Menurut para ilmuan lain ( dalam Papalia, 2001) yang mempelajari tentang lansia

dan membaginya kedalam tiga kelompok yaitu: (1) usia tua muda (young old) berusia

65-74 tahun, biasanya masih aktif dan fit; (2) usia tua (old old) berkisar antara usia 75-84

tahun dan; (3) usia lanjut (oldest old) berusia 85 tahun keatas telah mengalami kesulitan

dalam melakukan kegiatan sehari-hari.

Berdasarkan uraian diatas, penelitian ini menggunakan definisi menurut program dunia kesehatan lansia adalah individu yang berusia 55 tahun keatas. Menurut program dunia kesehatan lanjut usia adalah individu yang berusia 55 tahun keatas. Definisi ini berpatokan pada umur harapan hidup tahun 1955 yang berkisar 61-63 tahun dan umur masa pensiun 55 tahun serta UU no. 4 tahun 1965.

2.Tugas Perkembangan Lansia.

Menurut Havighurst ( dalam Hurlock, 1999) sebagaian tugas perkembangan lanjut usia lebih banyak berkaitan dengan kehidupan pribadi seseorang daripada kehidupan orang lain. Adapun tugas perkembangan tersebut antara lain:

1. Menyesuaikan diri dengan menurunnya kekuatan fisik dan kesehatan.

Hal ini sering diartikan sebagai perbaikan dan perubahan peran yang pernah dilakukan didalam maupun diluar rumah. Mereka diharapkan untuk mencari kegiatan sebagai pengganti tugas-tugas terdahulu yang menghabiskan sebagaian besar waktu kala mereka masih muda.
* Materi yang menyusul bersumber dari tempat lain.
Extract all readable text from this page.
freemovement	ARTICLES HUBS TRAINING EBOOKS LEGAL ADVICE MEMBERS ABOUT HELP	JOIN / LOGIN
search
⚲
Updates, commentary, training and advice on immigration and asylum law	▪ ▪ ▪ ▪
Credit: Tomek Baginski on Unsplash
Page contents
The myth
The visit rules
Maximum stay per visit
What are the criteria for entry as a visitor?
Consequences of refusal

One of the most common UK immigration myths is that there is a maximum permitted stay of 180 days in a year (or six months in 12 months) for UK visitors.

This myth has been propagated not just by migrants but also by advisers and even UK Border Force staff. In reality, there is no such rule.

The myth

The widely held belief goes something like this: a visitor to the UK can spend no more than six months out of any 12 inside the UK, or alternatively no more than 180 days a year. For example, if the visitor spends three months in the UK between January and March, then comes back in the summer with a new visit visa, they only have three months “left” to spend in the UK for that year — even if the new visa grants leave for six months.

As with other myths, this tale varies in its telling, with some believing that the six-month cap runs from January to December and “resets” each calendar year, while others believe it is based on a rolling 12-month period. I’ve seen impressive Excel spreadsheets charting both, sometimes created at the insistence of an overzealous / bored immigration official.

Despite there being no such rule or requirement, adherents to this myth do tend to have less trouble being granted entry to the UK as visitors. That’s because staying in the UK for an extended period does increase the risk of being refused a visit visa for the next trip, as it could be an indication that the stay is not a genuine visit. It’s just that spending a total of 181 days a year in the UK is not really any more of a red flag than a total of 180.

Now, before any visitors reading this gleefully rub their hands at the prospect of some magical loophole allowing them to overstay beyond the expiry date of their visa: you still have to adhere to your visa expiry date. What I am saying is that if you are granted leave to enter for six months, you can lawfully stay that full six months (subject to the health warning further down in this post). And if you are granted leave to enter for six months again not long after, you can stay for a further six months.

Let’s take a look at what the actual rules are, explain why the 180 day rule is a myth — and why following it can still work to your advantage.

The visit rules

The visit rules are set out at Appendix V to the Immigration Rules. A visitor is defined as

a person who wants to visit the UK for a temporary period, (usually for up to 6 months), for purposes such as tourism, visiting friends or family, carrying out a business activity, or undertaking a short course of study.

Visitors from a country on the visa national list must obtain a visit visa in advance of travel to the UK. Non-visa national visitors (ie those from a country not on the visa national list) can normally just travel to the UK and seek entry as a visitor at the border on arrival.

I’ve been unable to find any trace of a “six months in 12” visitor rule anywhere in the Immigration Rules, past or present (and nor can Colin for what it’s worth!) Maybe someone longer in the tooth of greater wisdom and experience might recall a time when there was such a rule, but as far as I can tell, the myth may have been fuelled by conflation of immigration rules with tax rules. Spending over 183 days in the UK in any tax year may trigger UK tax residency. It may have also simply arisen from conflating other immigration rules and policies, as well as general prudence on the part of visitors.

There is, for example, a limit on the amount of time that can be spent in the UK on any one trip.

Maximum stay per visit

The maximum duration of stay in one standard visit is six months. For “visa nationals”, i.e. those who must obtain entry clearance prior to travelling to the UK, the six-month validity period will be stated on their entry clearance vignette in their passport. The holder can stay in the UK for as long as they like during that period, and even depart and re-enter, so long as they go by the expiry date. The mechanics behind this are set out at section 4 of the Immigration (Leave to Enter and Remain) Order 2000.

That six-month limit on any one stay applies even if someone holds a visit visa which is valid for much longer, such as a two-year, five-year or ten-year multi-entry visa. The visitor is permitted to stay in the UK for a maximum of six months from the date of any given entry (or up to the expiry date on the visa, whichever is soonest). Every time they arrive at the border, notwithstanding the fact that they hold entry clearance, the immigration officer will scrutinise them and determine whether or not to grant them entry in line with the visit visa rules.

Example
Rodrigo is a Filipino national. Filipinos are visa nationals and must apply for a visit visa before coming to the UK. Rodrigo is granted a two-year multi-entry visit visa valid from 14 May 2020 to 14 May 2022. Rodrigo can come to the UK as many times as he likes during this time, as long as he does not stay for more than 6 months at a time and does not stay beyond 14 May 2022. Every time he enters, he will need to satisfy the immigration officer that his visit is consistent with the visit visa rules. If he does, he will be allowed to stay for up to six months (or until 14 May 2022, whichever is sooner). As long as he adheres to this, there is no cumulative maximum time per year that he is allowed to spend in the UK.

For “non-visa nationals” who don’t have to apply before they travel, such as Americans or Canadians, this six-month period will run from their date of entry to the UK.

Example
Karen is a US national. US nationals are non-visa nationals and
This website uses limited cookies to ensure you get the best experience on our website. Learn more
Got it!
2. Menyesuaikan diri dengan masa pensiun dan berkurangnya income (penghasilan)

keluarga.

Pada usia ini, lansia sudah memasuki masa pensiun dan tidak bekerja lagi, sehingga pemasukan yang ada hanya berasal dari dana pensiun maupun dari pemberian anak-anak mereka.

3. Menyesuaikan diri dengan kematian pasangan hidup.

Sebagaian besar orang lansia perlu mempersiapkan dan menyesuaikan diri dengan peristiwa kematian suami atau istri. Kejadian seperti ini lebih menjadi masalah dengan peristiwa kematian suami atau istri. Dimana kematian suami berarti berkurangnya pendapatan dan timbul bahaya karena hidup sendiri dan melakukan perubahan dalam aturan hidup.

4. Membentuk hubungan dengan orang-orang yang sesuai.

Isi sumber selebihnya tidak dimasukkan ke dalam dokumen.